Just a couple more facts: the FT’s average daily global audience has grown to a smidgeon under 2.1m while print has stayed flat. There has been a 30% improvement to the online desktop audience and treble digit rises for both tablet and smartphone audiences (from low bases of course).

These figures bear out Ridding’s expectation that ink-on-pink-paper would continue its sales decline while the future was digital. He may not have been alone in foreseeing that, but he certainly adopted an internal strategy aimed at smoothing the digital path.

By erecting a paywall, while gradually increasing the cover price for the print platform, he also ensured a flow of revenue that has resulted in the FT making a profit every year since 2005.

No wonder Ridding is able to tell me that the digital strategy is working. The FT has survived what was undoubtedly an existential crisis to be confident of its future, well, as confident as any paper can be nowadays. “If we had not made those changes,” he says, “we wouldn’t have got through.”

Not everything worked, of course. Its attempt last year to follow Alphaville with an online emerging markets service, called FT Tilt, didn’t last much more than six months. But that’s the nature of digital game. It is important to experiment.

By contrast, the FT’s various apps have been very successful indeed. Its web app alone has had 2.7m users since its launch. The importance of building apps – and not being reliant on Apple or needing to give it a giant cut – led the FT to acquire a development firm, Assanka, in January this year. Three months later it was rebranded as FT Labs.

“We’re no longer trying to do everything ourselves,” says Ridding who recognises that digital journalism can benefit from non-journalistic involvement by developers and data analysts.

Listening to customers and knowing who they are

In a world where top-down journalism is no longer relevant, listening to customers’ demands is paramount. One big advantage in the digital world is that it is easier to hear what they are saying and therefore know what they want. Ridding points out that in the old newsprint days “we didn’t know anything about our readers.

“Now we know their professions, their locations, what they’re reading, what they like. This information enables us to do a much more effective job. And the more subscribers we get, the information we get and the greater the engagement.”
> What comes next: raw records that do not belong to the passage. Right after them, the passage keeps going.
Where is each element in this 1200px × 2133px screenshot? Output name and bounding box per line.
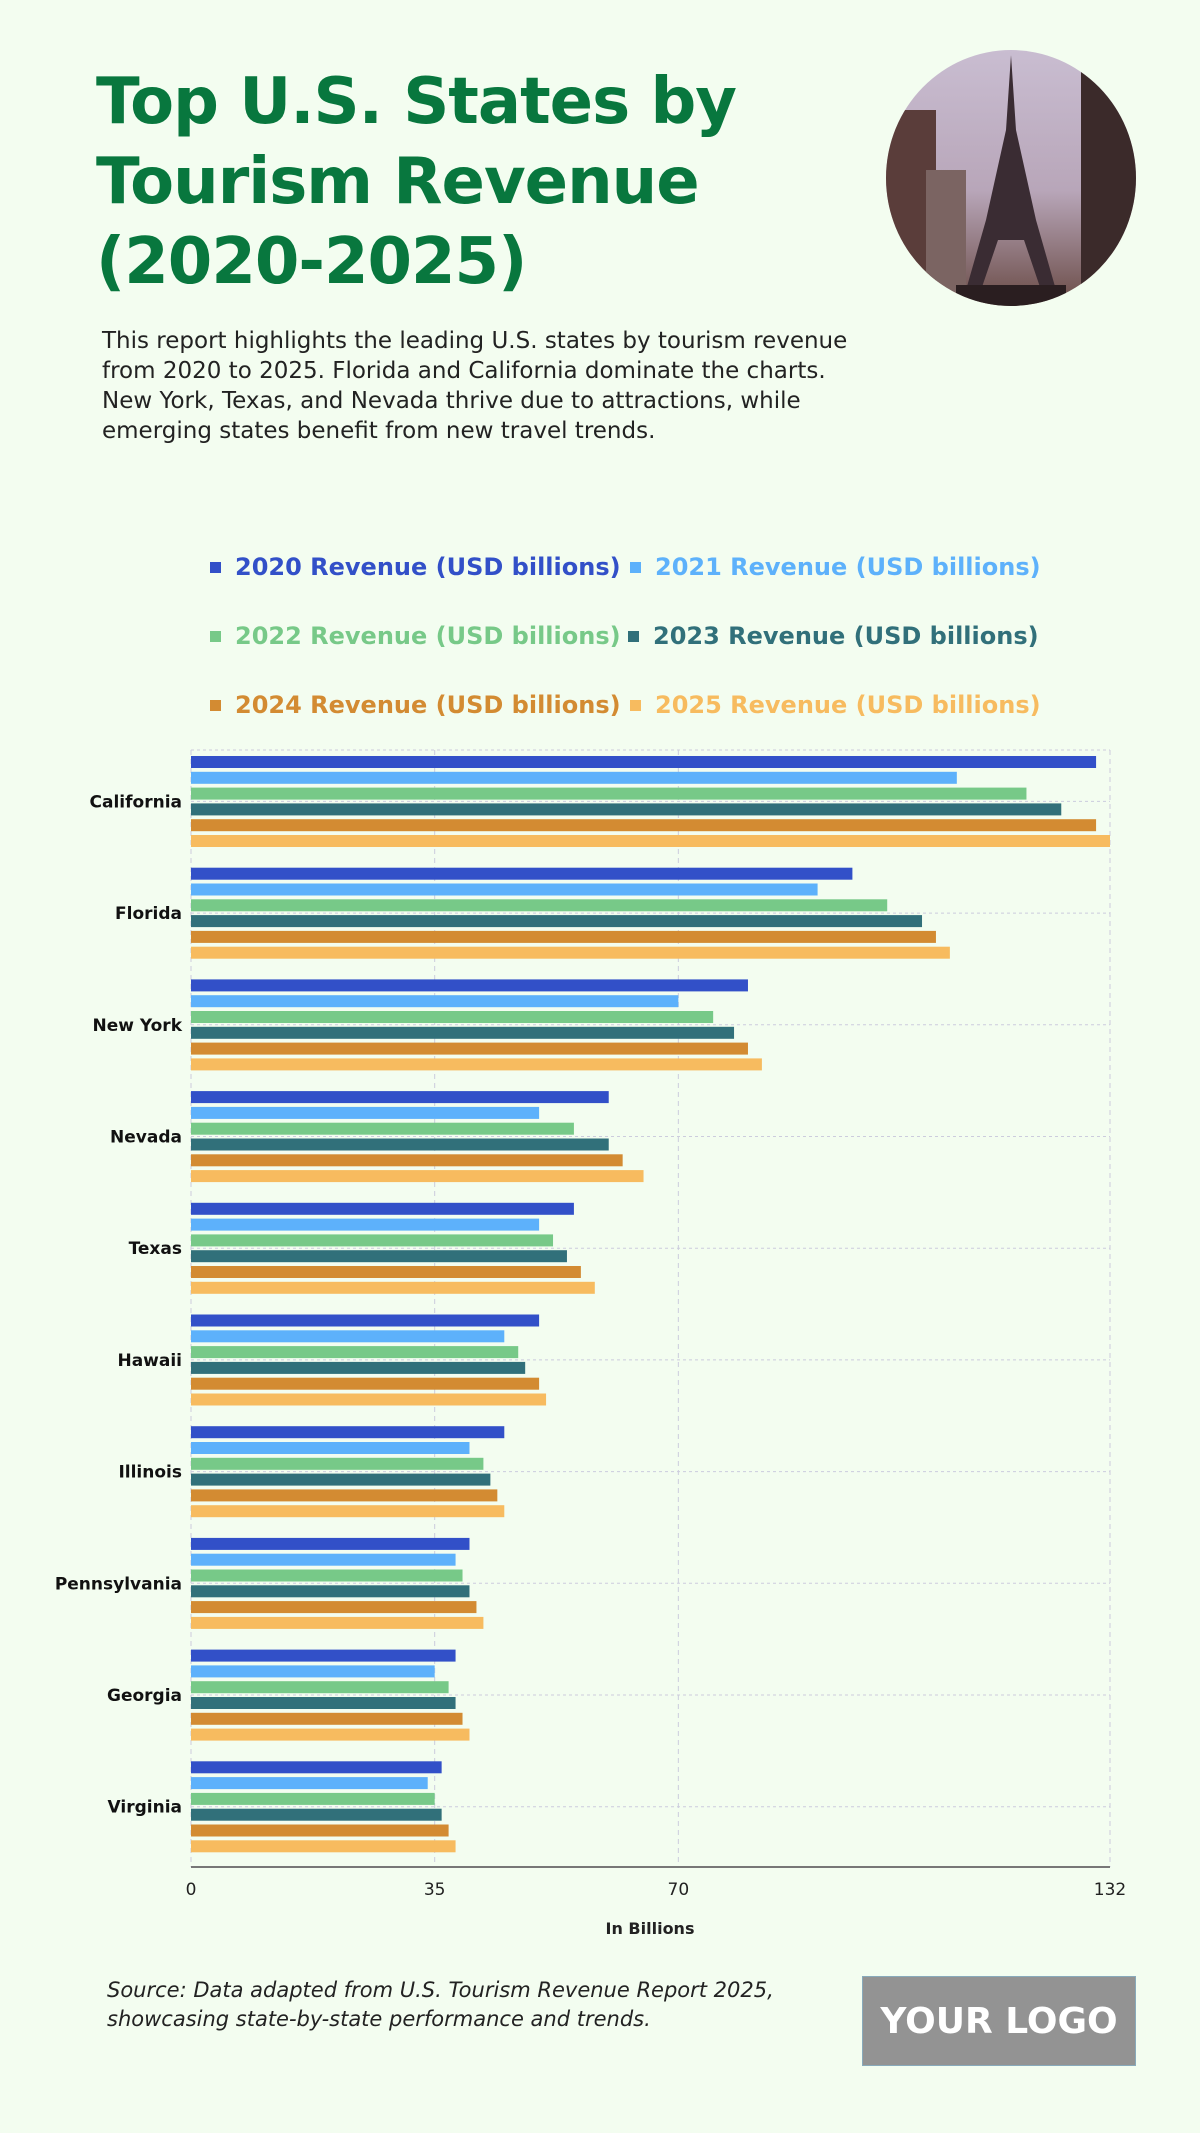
bar-illinois-3 bbox=[191, 1473, 491, 1486]
bar-new-york-0 bbox=[191, 979, 748, 992]
bar-texas-5 bbox=[191, 1281, 595, 1294]
logo-placeholder: YOUR LOGO bbox=[862, 1976, 1136, 2066]
legend-item: 2022 Revenue (USD billions) bbox=[210, 622, 621, 650]
bar-new-york-4 bbox=[191, 1042, 748, 1055]
x-tick-label: 0 bbox=[186, 1880, 197, 1900]
bar-california-5 bbox=[191, 835, 1110, 847]
bar-nevada-1 bbox=[191, 1106, 540, 1119]
y-category-label: Virginia bbox=[108, 1798, 182, 1818]
bar-illinois-1 bbox=[191, 1442, 470, 1454]
bar-illinois-5 bbox=[191, 1505, 505, 1518]
bar-georgia-4 bbox=[191, 1712, 463, 1725]
page-title: Top U.S. States by Tourism Revenue (2020… bbox=[96, 65, 737, 299]
x-tick-label: 132 bbox=[1094, 1880, 1126, 1900]
bar-illinois-4 bbox=[191, 1489, 498, 1502]
bar-texas-1 bbox=[191, 1218, 540, 1231]
bar-chart: 0 35 70 132 California Florida New York Nevada T… bbox=[55, 749, 1126, 1938]
bar-texas-2 bbox=[191, 1234, 554, 1247]
x-tick-label: 35 bbox=[424, 1880, 446, 1900]
bar-pennsylvania-5 bbox=[191, 1616, 484, 1629]
legend-swatch bbox=[210, 561, 221, 573]
x-tick-label: 70 bbox=[668, 1880, 690, 1900]
bar-florida-2 bbox=[191, 899, 888, 912]
bar-pennsylvania-3 bbox=[191, 1585, 470, 1598]
legend-label: 2020 Revenue (USD billions) bbox=[235, 553, 621, 581]
bar-pennsylvania-4 bbox=[191, 1601, 477, 1614]
bar-florida-0 bbox=[191, 867, 853, 880]
bar-nevada-3 bbox=[191, 1138, 609, 1151]
bar-pennsylvania-2 bbox=[191, 1569, 463, 1582]
x-axis-title: In Billions bbox=[606, 1919, 695, 1938]
bar-georgia-3 bbox=[191, 1697, 456, 1709]
y-category-label: Hawaii bbox=[117, 1351, 182, 1371]
bar-hawaii-1 bbox=[191, 1330, 505, 1343]
bar-hawaii-0 bbox=[191, 1314, 540, 1327]
bar-hawaii-3 bbox=[191, 1361, 526, 1374]
bar-hawaii-4 bbox=[191, 1377, 540, 1390]
legend-item: 2025 Revenue (USD billions) bbox=[630, 691, 1041, 719]
y-category-label: Nevada bbox=[110, 1128, 182, 1148]
bar-nevada-2 bbox=[191, 1122, 574, 1135]
y-category-label: Georgia bbox=[107, 1686, 182, 1706]
bar-california-1 bbox=[191, 771, 957, 784]
bar-georgia-2 bbox=[191, 1681, 449, 1694]
legend-swatch bbox=[210, 630, 221, 642]
legend-item: 2023 Revenue (USD billions) bbox=[628, 622, 1039, 650]
bar-california-2 bbox=[191, 787, 1027, 800]
bar-texas-3 bbox=[191, 1250, 567, 1263]
bar-virginia-2 bbox=[191, 1792, 435, 1805]
bar-new-york-5 bbox=[191, 1058, 762, 1071]
bar-georgia-1 bbox=[191, 1665, 435, 1678]
bar-texas-4 bbox=[191, 1266, 581, 1278]
bar-virginia-4 bbox=[191, 1824, 449, 1837]
legend-swatch bbox=[628, 630, 639, 642]
legend-swatch bbox=[210, 699, 221, 711]
bar-florida-4 bbox=[191, 930, 936, 943]
legend-label: 2023 Revenue (USD billions) bbox=[653, 622, 1039, 650]
bar-nevada-4 bbox=[191, 1154, 623, 1167]
bar-florida-1 bbox=[191, 883, 818, 896]
bar-california-4 bbox=[191, 819, 1097, 832]
legend-label: 2021 Revenue (USD billions) bbox=[655, 553, 1041, 581]
bar-illinois-2 bbox=[191, 1457, 484, 1470]
bar-hawaii-5 bbox=[191, 1393, 547, 1406]
legend-label: 2022 Revenue (USD billions) bbox=[235, 622, 621, 650]
bar-texas-0 bbox=[191, 1202, 574, 1215]
bar-illinois-0 bbox=[191, 1426, 505, 1439]
legend-item: 2020 Revenue (USD billions) bbox=[210, 553, 621, 581]
source-note: Source: Data adapted from U.S. Tourism R… bbox=[107, 1978, 774, 2031]
bar-florida-5 bbox=[191, 946, 950, 959]
bar-new-york-3 bbox=[191, 1026, 735, 1039]
bar-georgia-5 bbox=[191, 1728, 470, 1741]
bar-california-3 bbox=[191, 803, 1062, 816]
bar-virginia-3 bbox=[191, 1808, 442, 1821]
legend-swatch bbox=[630, 699, 641, 711]
y-category-label: New York bbox=[93, 1016, 183, 1036]
bar-virginia-5 bbox=[191, 1840, 456, 1853]
y-category-label: California bbox=[90, 792, 182, 812]
y-category-label: Texas bbox=[129, 1239, 182, 1259]
legend-swatch bbox=[630, 561, 641, 573]
description: This report highlights the leading U.S. … bbox=[102, 328, 848, 444]
legend-label: 2025 Revenue (USD billions) bbox=[655, 691, 1041, 719]
bar-new-york-1 bbox=[191, 995, 679, 1008]
legend-item: 2021 Revenue (USD billions) bbox=[630, 553, 1041, 581]
bar-nevada-0 bbox=[191, 1091, 609, 1104]
bar-virginia-1 bbox=[191, 1777, 428, 1790]
bar-georgia-0 bbox=[191, 1649, 456, 1662]
legend-item: 2024 Revenue (USD billions) bbox=[210, 691, 621, 719]
bar-hawaii-2 bbox=[191, 1346, 519, 1359]
y-category-label: Illinois bbox=[118, 1463, 182, 1483]
y-category-label: Pennsylvania bbox=[55, 1574, 182, 1594]
y-category-label: Florida bbox=[115, 904, 182, 924]
legend-label: 2024 Revenue (USD billions) bbox=[235, 691, 621, 719]
bar-pennsylvania-1 bbox=[191, 1553, 456, 1566]
bar-california-0 bbox=[191, 756, 1097, 768]
bar-new-york-2 bbox=[191, 1011, 714, 1023]
bar-pennsylvania-0 bbox=[191, 1537, 470, 1550]
bar-florida-3 bbox=[191, 915, 923, 928]
bar-nevada-5 bbox=[191, 1170, 644, 1183]
bar-virginia-0 bbox=[191, 1761, 442, 1774]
One major initiative involves the building of future audiences through encouraging business school students to use the website. MBA Newslines enables the students (and their tutors) to comment on FT articles and see comments from other schools.
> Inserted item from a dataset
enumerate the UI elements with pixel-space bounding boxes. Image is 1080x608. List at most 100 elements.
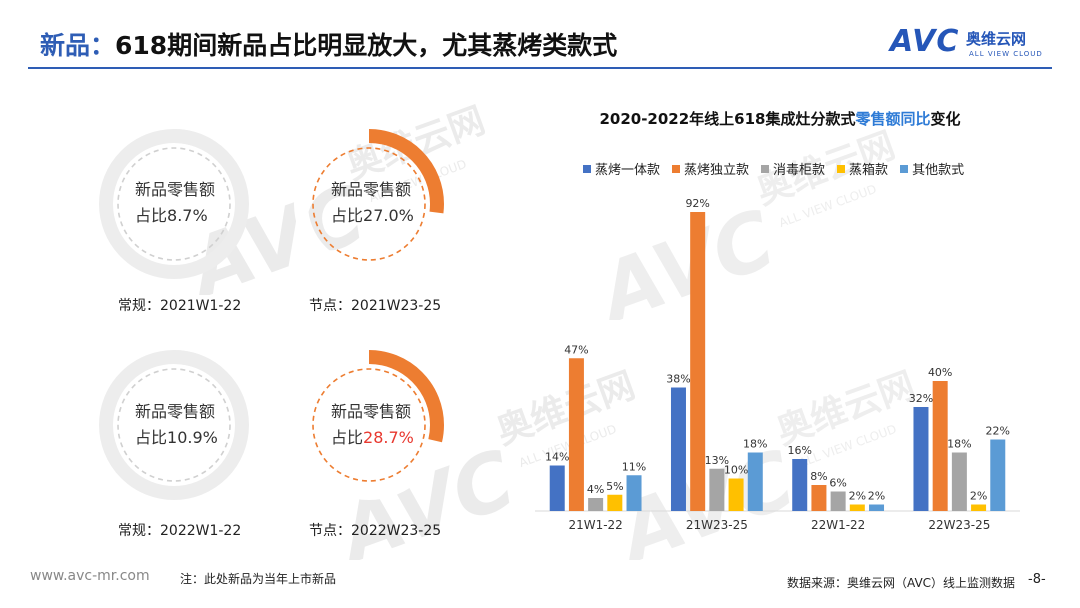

And ForToday, an FT partnership with the Wall Street Institute, uses FT articles in language classes. It has just launched an educational game app designed to help people learn English.

And there is also tagging to the FT’s ultimate parent, Pearson, which is one of the world’s biggest educational publishers.

Then there are specialist services and publications, such as China Confidential and Brazil Confidential. The exploitation of the FT brand to generate extra revenues appears to have endless possibilities.

There cannot be any doubt that, given its specialist content, that it made sense for the FT to introduce its paywall. It serves an affluent and educated audience that is happy to pay for the privilege of access.

It is not in Ridding’s nature to boast. But I’ve rarely heard him register such obvious delight at the way things are going. So is the FT on the verge of abandoning print altogether?

Not at all, he says, arguing that newsprint is undergoing “a new lease of life” because there are people who, despite accessing content digitally, through desktop computers, mobile phones and tablets, who still enjoy reading papers too.

That may not be forever, of course. But, for now, it makes sense to keep publishing on every available platform.